Une enquête conduite par L214 et Eyes on Animals témoigne de votre violence. Bien naïvement, nous espérions pourtant une trêve. Durant le temps de confinement, le gouvernement Français n’avait il pas assuré que les déplacements devraient être réduits au minimum ? Virus ou pas, les bétaillères ont tournées à plein pour rejoindre les élevages intensifs. Outre l’Irlande, nous devons traverser la France et la Belgique avant d’atteindre les Pays-Bas. Beaucoup d’entre nous ne résistent pas à cet exode accablant. Notre jeune âge nous rend fragiles. Nous n’avons pas encore le cuir tanné. Du reste, l’aurons nous un jour et peut-on le souhaiter ? Stressés, usés de fatigue, sous alimentés et pas davantage abreuvés, nous encaissons les kilomètres en espérant que nos faibles forces parviennent malgré tout à nous préserver. Les plus affaiblis d’entre nous sont euthanasiés en chemin. Quant aux survivants, ils vont rejoindre ce pays qui se flatte d’avoir la plus grande densité de veaux au monde. J’arrive chez les pionniers de l’engraissement intensif, les rois de l’importation avec plus de 700 000 veaux venus également d’Allemagne et de Belgique. Mon avenir est tout tracé. Après avoir été « engraissé », je serai abattu sur place puis ma pauvre carcasse repartira vers l’Italie, la France ou l’Allemagne.

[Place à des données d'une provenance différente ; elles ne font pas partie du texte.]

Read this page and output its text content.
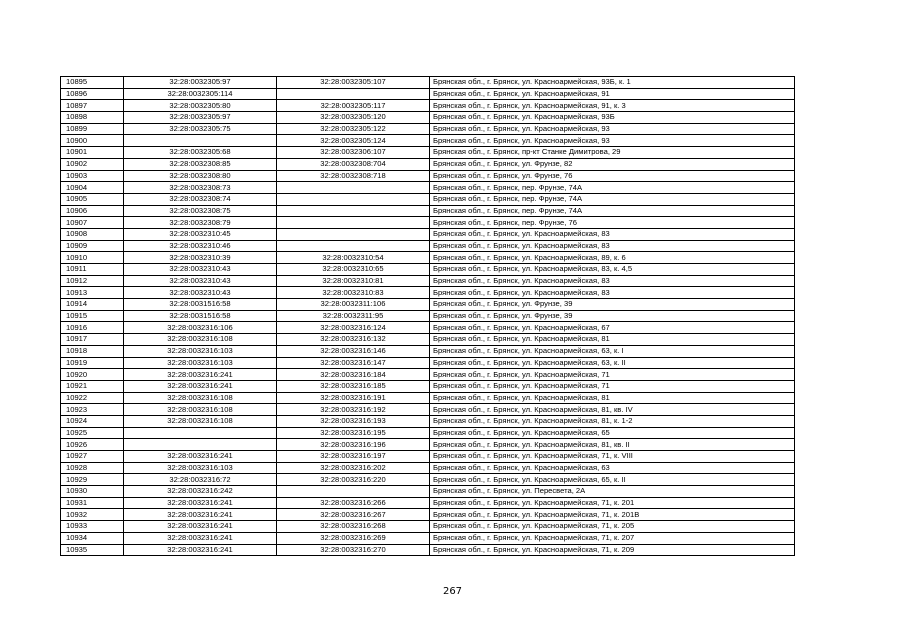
10895	32:28:0032305:97	32:28:0032305:107	Брянская обл., г. Брянск, ул. Красноармейская, 93Б, к. 1
10896	32:28:0032305:114		Брянская обл., г. Брянск, ул. Красноармейская, 91
10897	32:28:0032305:80	32:28:0032305:117	Брянская обл., г. Брянск, ул. Красноармейская, 91, к. 3
10898	32:28:0032305:97	32:28:0032305:120	Брянская обл., г. Брянск, ул. Красноармейская, 93Б
10899	32:28:0032305:75	32:28:0032305:122	Брянская обл., г. Брянск, ул. Красноармейская, 93
10900		32:28:0032305:124	Брянская обл., г. Брянск, ул. Красноармейская, 93
10901	32:28:0032305:68	32:28:0032306:107	Брянская обл., г. Брянск, пр-кт Станке Димитрова, 29
10902	32:28:0032308:85	32:28:0032308:704	Брянская обл., г. Брянск, ул. Фрунзе, 82
10903	32:28:0032308:80	32:28:0032308:718	Брянская обл., г. Брянск, ул. Фрунзе, 76
10904	32:28:0032308:73		Брянская обл., г. Брянск, пер. Фрунзе, 74А
10905	32:28:0032308:74		Брянская обл., г. Брянск, пер. Фрунзе, 74А
10906	32:28:0032308:75		Брянская обл., г. Брянск, пер. Фрунзе, 74А
10907	32:28:0032308:79		Брянская обл., г. Брянск, пер. Фрунзе, 76
10908	32:28:0032310:45		Брянская обл., г. Брянск, ул. Красноармейская, 83
10909	32:28:0032310:46		Брянская обл., г. Брянск, ул. Красноармейская, 83
10910	32:28:0032310:39	32:28:0032310:54	Брянская обл., г. Брянск, ул. Красноармейская, 89, к. 6
10911	32:28:0032310:43	32:28:0032310:65	Брянская обл., г. Брянск, ул. Красноармейская, 83, к. 4,5
10912	32:28:0032310:43	32:28:0032310:81	Брянская обл., г. Брянск, ул. Красноармейская, 83
10913	32:28:0032310:43	32:28:0032310:83	Брянская обл., г. Брянск, ул. Красноармейская, 83
10914	32:28:0031516:58	32:28:0032311:106	Брянская обл., г. Брянск, ул. Фрунзе, 39
10915	32:28:0031516:58	32:28:0032311:95	Брянская обл., г. Брянск, ул. Фрунзе, 39
10916	32:28:0032316:106	32:28:0032316:124	Брянская обл., г. Брянск, ул. Красноармейская, 67
10917	32:28:0032316:108	32:28:0032316:132	Брянская обл., г. Брянск, ул. Красноармейская, 81
10918	32:28:0032316:103	32:28:0032316:146	Брянская обл., г. Брянск, ул. Красноармейская, 63, к. I
10919	32:28:0032316:103	32:28:0032316:147	Брянская обл., г. Брянск, ул. Красноармейская, 63, к. II
10920	32:28:0032316:241	32:28:0032316:184	Брянская обл., г. Брянск, ул. Красноармейская, 71
10921	32:28:0032316:241	32:28:0032316:185	Брянская обл., г. Брянск, ул. Красноармейская, 71
10922	32:28:0032316:108	32:28:0032316:191	Брянская обл., г. Брянск, ул. Красноармейская, 81
10923	32:28:0032316:108	32:28:0032316:192	Брянская обл., г. Брянск, ул. Красноармейская, 81, кв. IV
10924	32:28:0032316:108	32:28:0032316:193	Брянская обл., г. Брянск, ул. Красноармейская, 81, к. 1-2
10925		32:28:0032316:195	Брянская обл., г. Брянск, ул. Красноармейская, 65
10926		32:28:0032316:196	Брянская обл., г. Брянск, ул. Красноармейская, 81, кв. II
10927	32:28:0032316:241	32:28:0032316:197	Брянская обл., г. Брянск, ул. Красноармейская, 71, к. VIII
10928	32:28:0032316:103	32:28:0032316:202	Брянская обл., г. Брянск, ул. Красноармейская, 63
10929	32:28:0032316:72	32:28:0032316:220	Брянская обл., г. Брянск, ул. Красноармейская, 65, к. II
10930	32:28:0032316:242		Брянская обл., г. Брянск, ул. Пересвета, 2А
10931	32:28:0032316:241	32:28:0032316:266	Брянская обл., г. Брянск, ул. Красноармейская, 71, к. 201
10932	32:28:0032316:241	32:28:0032316:267	Брянская обл., г. Брянск, ул. Красноармейская, 71, к. 201В
10933	32:28:0032316:241	32:28:0032316:268	Брянская обл., г. Брянск, ул. Красноармейская, 71, к. 205
10934	32:28:0032316:241	32:28:0032316:269	Брянская обл., г. Брянск, ул. Красноармейская, 71, к. 207
10935	32:28:0032316:241	32:28:0032316:270	Брянская обл., г. Брянск, ул. Красноармейская, 71, к. 209
267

Sensibles à notre détresse, 38 ONG européennes de défense des animaux et 42 eurodéputés ont adressé une lettre à la Commission Européenne pour rappeler les risques sanitaires à transporter des animaux vivants durant une pandémie. Témoins de notre adversité, ils ont souligné également que l’on ne pouvait pas garantir l’absence de souffrance durant ces temps de crise. Par conséquent, ils conjurent d’interdire immédiatement le transport d’animaux de plus de 8 heures, d’interdire immédiatement le transport des animaux par voies maritimes, et enfin d’interdire immédiatement les exportations d’animaux vers des pays tiers…
De plus, pour mobilier l’opinion publique, l’association L214 a lancé une pétition qui invite chaque citoyen à s’engager : de grâce, soutenez cette initiative. Vous avez le pouvoir de mettre un terme à ces exodes insupportables…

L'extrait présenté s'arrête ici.